First Computer: Smedley

As early as 1962, the mathematics department offered a digital computing course taught by adjunct professor A.R. Brown from Ent Air Force Base in Colorado Springs. Another adjunct professor, Richard Vogel, who gained computing experience at Los Alamos, stepped in to carry the course for a few more years. Computer time was booked wherever they could find it until the college officially signed on to the General Electric Time-Sharing Service in 1967. This service allowed a terminal on campus to connect via phone lines to a mainframe computer in Phoenix, Arizona.

Then Wilson Gateley and Gary Bitters from the mathematics department teamed up to write a proposal for a college computer. Although they explained that the mathematics department would be teaching some computer science courses, the bulk of the proposal addressed administrative advantages of a campus computer system. The first proposal in 1968 faded away, but the second revised attempt presented in 1971 met with success.
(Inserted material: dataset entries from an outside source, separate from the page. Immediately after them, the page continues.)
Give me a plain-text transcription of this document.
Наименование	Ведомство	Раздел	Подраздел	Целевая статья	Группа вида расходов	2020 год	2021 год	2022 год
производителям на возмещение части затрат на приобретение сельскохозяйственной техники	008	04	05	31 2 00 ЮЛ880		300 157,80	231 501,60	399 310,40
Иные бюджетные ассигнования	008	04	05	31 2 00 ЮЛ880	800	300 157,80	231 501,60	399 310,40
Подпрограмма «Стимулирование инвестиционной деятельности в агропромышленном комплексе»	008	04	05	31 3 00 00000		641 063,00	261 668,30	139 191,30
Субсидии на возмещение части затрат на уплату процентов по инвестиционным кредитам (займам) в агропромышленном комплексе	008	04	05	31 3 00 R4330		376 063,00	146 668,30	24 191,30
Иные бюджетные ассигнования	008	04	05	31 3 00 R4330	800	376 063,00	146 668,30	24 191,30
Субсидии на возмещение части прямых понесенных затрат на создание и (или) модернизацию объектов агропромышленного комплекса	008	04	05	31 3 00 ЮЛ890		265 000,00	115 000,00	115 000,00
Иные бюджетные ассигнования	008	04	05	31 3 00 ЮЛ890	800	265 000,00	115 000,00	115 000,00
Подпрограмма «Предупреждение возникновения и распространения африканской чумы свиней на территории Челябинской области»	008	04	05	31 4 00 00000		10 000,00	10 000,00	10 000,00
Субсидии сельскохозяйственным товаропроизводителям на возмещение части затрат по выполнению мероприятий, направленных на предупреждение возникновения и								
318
The college purchased a Hewlett Packard 2000C digital computer. (Model 2000A had 16K RAM and a 350K disk (!); model 2000C was an upgrade.) By 1972 there were 17 terminals (mostly mechanical teletypes - see photo) connected to the computer which now was affectionately called "Smedley".

Wilson Gateley became the first computer center director (half time) and Robin Jeffries was the first college programmer. The mathematics department continued to teach digital computing; to help spark computing across campus Gary Bitters had earlier written an introduction to the BASIC language. The task of teaching the computing course soon fell to Richard Paine who met his more advanced students at midnight when they could safely disengage any administrative tasks on the computer and really learn how the machine worked.

After Gateley left the college in 1975 and William Turner (Assistant Dean of the College) stepped in to run the computer center for awhile, another mathematician Daniel Sterling served as director of the computing center for one year in 1978.

Computers age rapidly, and Smedley just about lasted to the end of the decade when the college replaced it with a Burroughs B6805. The nickname "Mnemosyne" was only half-hearted and the new machine never captured the imagination of the campus. Instead, it focused the tension between academic and administrative uses of the computer. The eighties soon ushered in the age of micro-computers and the college embraced them in 1983 when they purchased Texas Instruments MicroComputers which served admirably until gradually giving way to the PC clones and Macs.